La plus haute juridiction hongroise a confirmé la validité des prêts en devises. C’est un coup dur pour la stratégie du gouvernement de Budapest. Explications.
Viktor Orban, premier ministre hongrois, veut régler le poison des prêts en devises
Viktor Orban, premier ministre hongrois, veut régler le "poison" des prêts en devises (Crédits : © 2010 Thomson Reuters)

C'est un rude coup qu'a reçu le premier ministre hongrois Viktor Orban ce lundi. La Cour suprême magyare a en effet considéré que les prêts en devises contractés par les Hongrois avant la crise de 2008 étaient « légaux et engageants. » Autrement dit, les créanciers hongrois devront honorer en francs suisses ou en euros les dettes qu'ils avaient contractées dans ces monnaies. C'est une décision importante pour cette économie qui sort à peine de la récession

Des prêts en devises considérables…

Cette question des prêts en devises empoisonne l'économie hongroise depuis des années. Avant la crise de 2008, beaucoup de Hongrois ont été séduits par des prêts, souvent immobiliers, en francs suisses ou en euros, présentant des taux beaucoup plus faibles que ceux en forints, la monnaie hongroise. On estime que plus de deux tiers des prêts immobiliers hongrois ont été contractés en devises. Aujourd'hui, leur encours représente 3.500 milliards de forints (12 milliards d'euros) pour une économie qui pèse 125 milliards d'euros.

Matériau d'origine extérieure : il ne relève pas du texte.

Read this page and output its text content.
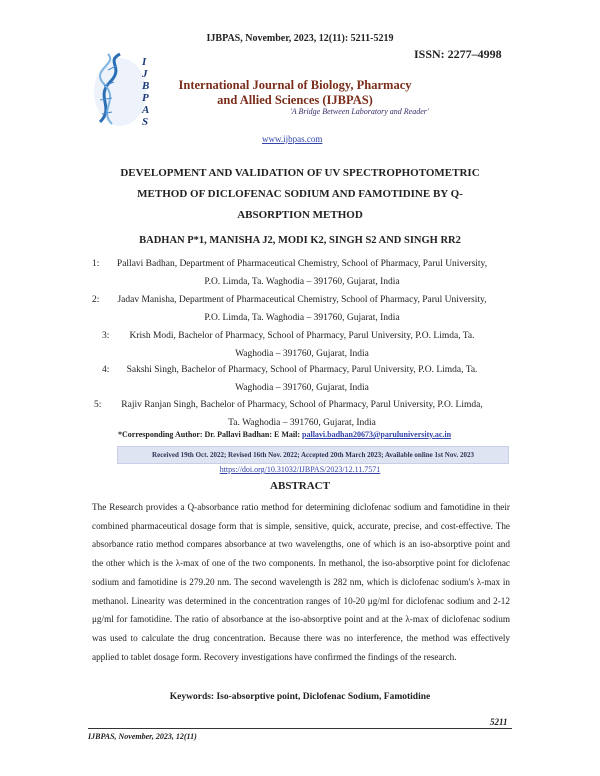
IJBPAS, November, 2023, 12(11): 5211-5219
ISSN: 2277–4998
I
J
B
P
A
S
International Journal of Biology, Pharmacy
and Allied Sciences (IJBPAS)
'A Bridge Between Laboratory and Reader'
www.ijbpas.com
DEVELOPMENT AND VALIDATION OF UV SPECTROPHOTOMETRIC
METHOD OF DICLOFENAC SODIUM AND FAMOTIDINE BY Q-
ABSORPTION METHOD
BADHAN P*1, MANISHA J2, MODI K2, SINGH S2 AND SINGH RR2
1:	Pallavi Badhan, Department of Pharmaceutical Chemistry, School of Pharmacy, Parul University,
P.O. Limda, Ta. Waghodia – 391760, Gujarat, India
2:	Jadav Manisha, Department of Pharmaceutical Chemistry, School of Pharmacy, Parul University,
P.O. Limda, Ta. Waghodia – 391760, Gujarat, India
3:	Krish Modi, Bachelor of Pharmacy, School of Pharmacy, Parul University, P.O. Limda, Ta.
Waghodia – 391760, Gujarat, India
4:	Sakshi Singh, Bachelor of Pharmacy, School of Pharmacy, Parul University, P.O. Limda, Ta.
Waghodia – 391760, Gujarat, India
5:	Rajiv Ranjan Singh, Bachelor of Pharmacy, School of Pharmacy, Parul University, P.O. Limda,
Ta. Waghodia – 391760, Gujarat, India
*Corresponding Author: Dr. Pallavi Badhan: E Mail: pallavi.badhan20673@paruluniversity.ac.in
Received 19th Oct. 2022; Revised 16th Nov. 2022; Accepted 20th March 2023; Available online 1st Nov. 2023
https://doi.org/10.31032/IJBPAS/2023/12.11.7571
ABSTRACT
The Research provides a Q-absorbance ratio method for determining diclofenac sodium and famotidine in their combined pharmaceutical dosage form that is simple, sensitive, quick, accurate, precise, and cost-effective. The absorbance ratio method compares absorbance at two wavelengths, one of which is an iso-absorptive point and the other which is the λ-max of one of the two components. In methanol, the iso-absorptive point for diclofenac sodium and famotidine is 279.20 nm. The second wavelength is 282 nm, which is diclofenac sodium's λ-max in methanol. Linearity was determined in the concentration ranges of 10-20 μg/ml for diclofenac sodium and 2-12 μg/ml for famotidine. The ratio of absorbance at the iso-absorptive point and at the λ-max of diclofenac sodium was used to calculate the drug concentration. Because there was no interference, the method was effectively applied to tablet dosage form. Recovery investigations have confirmed the findings of the research.
Keywords: Iso-absorptive point, Diclofenac Sodium, Famotidine
5211
IJBPAS, November, 2023, 12(11)
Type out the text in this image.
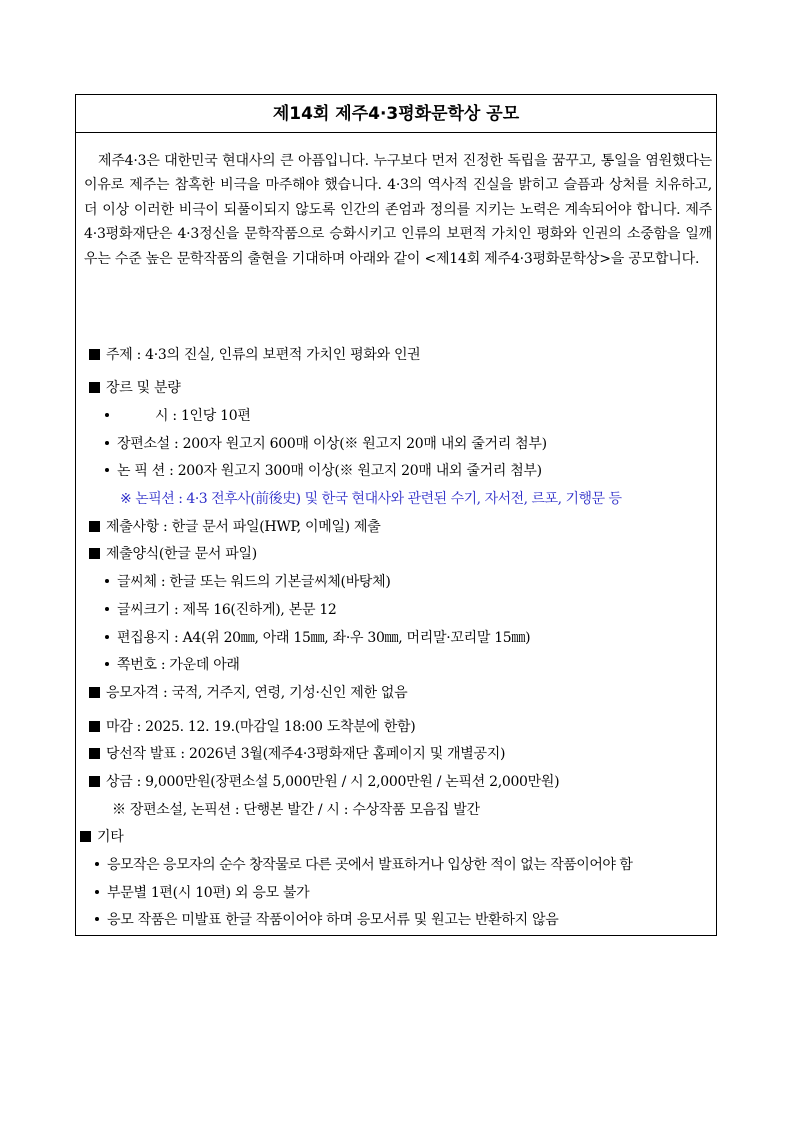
제14회 제주4·3평화문학상 공모
제주4·3은 대한민국 현대사의 큰 아픔입니다. 누구보다 먼저 진정한 독립을 꿈꾸고, 통일을 염원했다는 이유로 제주는 참혹한 비극을 마주해야 했습니다. 4·3의 역사적 진실을 밝히고 슬픔과 상처를 치유하고, 더 이상 이러한 비극이 되풀이되지 않도록 인간의 존엄과 정의를 지키는 노력은 계속되어야 합니다. 제주4·3평화재단은 4·3정신을 문학작품으로 승화시키고 인류의 보편적 가치인 평화와 인권의 소중함을 일깨우는 수준 높은 문학작품의 출현을 기대하며 아래와 같이 <제14회 제주4·3평화문학상>을 공모합니다.
주제 : 4·3의 진실, 인류의 보편적 가치인 평화와 인권
장르 및 분량
시 : 1인당 10편
장편소설 : 200자 원고지 600매 이상(※ 원고지 20매 내외 줄거리 첨부)
논 픽 션 : 200자 원고지 300매 이상(※ 원고지 20매 내외 줄거리 첨부)
※ 논픽션 : 4·3 전후사(前後史) 및 한국 현대사와 관련된 수기, 자서전, 르포, 기행문 등
제출사항 : 한글 문서 파일(HWP, 이메일) 제출
제출양식(한글 문서 파일)
글씨체 : 한글 또는 워드의 기본글씨체(바탕체)
글씨크기 : 제목 16(진하게), 본문 12
편집용지 : A4(위 20㎜, 아래 15㎜, 좌·우 30㎜, 머리말·꼬리말 15㎜)
쪽번호 : 가운데 아래
응모자격 : 국적, 거주지, 연령, 기성·신인 제한 없음
마감 : 2025. 12. 19.(마감일 18:00 도착분에 한함)
당선작 발표 : 2026년 3월(제주4·3평화재단 홈페이지 및 개별공지)
상금 : 9,000만원(장편소설 5,000만원 / 시 2,000만원 / 논픽션 2,000만원)
※ 장편소설, 논픽션 : 단행본 발간 / 시 : 수상작품 모음집 발간
기타
응모작은 응모자의 순수 창작물로 다른 곳에서 발표하거나 입상한 적이 없는 작품이어야 함
부문별 1편(시 10편) 외 응모 불가
응모 작품은 미발표 한글 작품이어야 하며 응모서류 및 원고는 반환하지 않음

… qui ont aggravé la crise

Lorsque le système financier mondial s'est désintégré en 2008 et que les investisseurs ont fui tout ce qui n'était pas absolument sûr, le forint s'est effondré face à ce havre traditionnel de sécurité que représente le franc suisse (-90 % entre 2008 et 2011). Il s'en est suivi un renchérissement considérable des prêts en devises souvent insupportable pour les emprunteurs magyars.

Les conséquences sur l'économie hongroise ont été considérables. Alors que le pays souffrait d'une conjoncture mondiale déprimée, la consommation des ménages s'est effondrée. Les revenus de l'Etat ont suivi. Or, la Hongrie n'a jamais brillé par sa discipline budgétaire. Rapidement, le pays s'est retrouvé à court d'argent et a dû, en 2009, faire appel au FMI et à l'Union européenne.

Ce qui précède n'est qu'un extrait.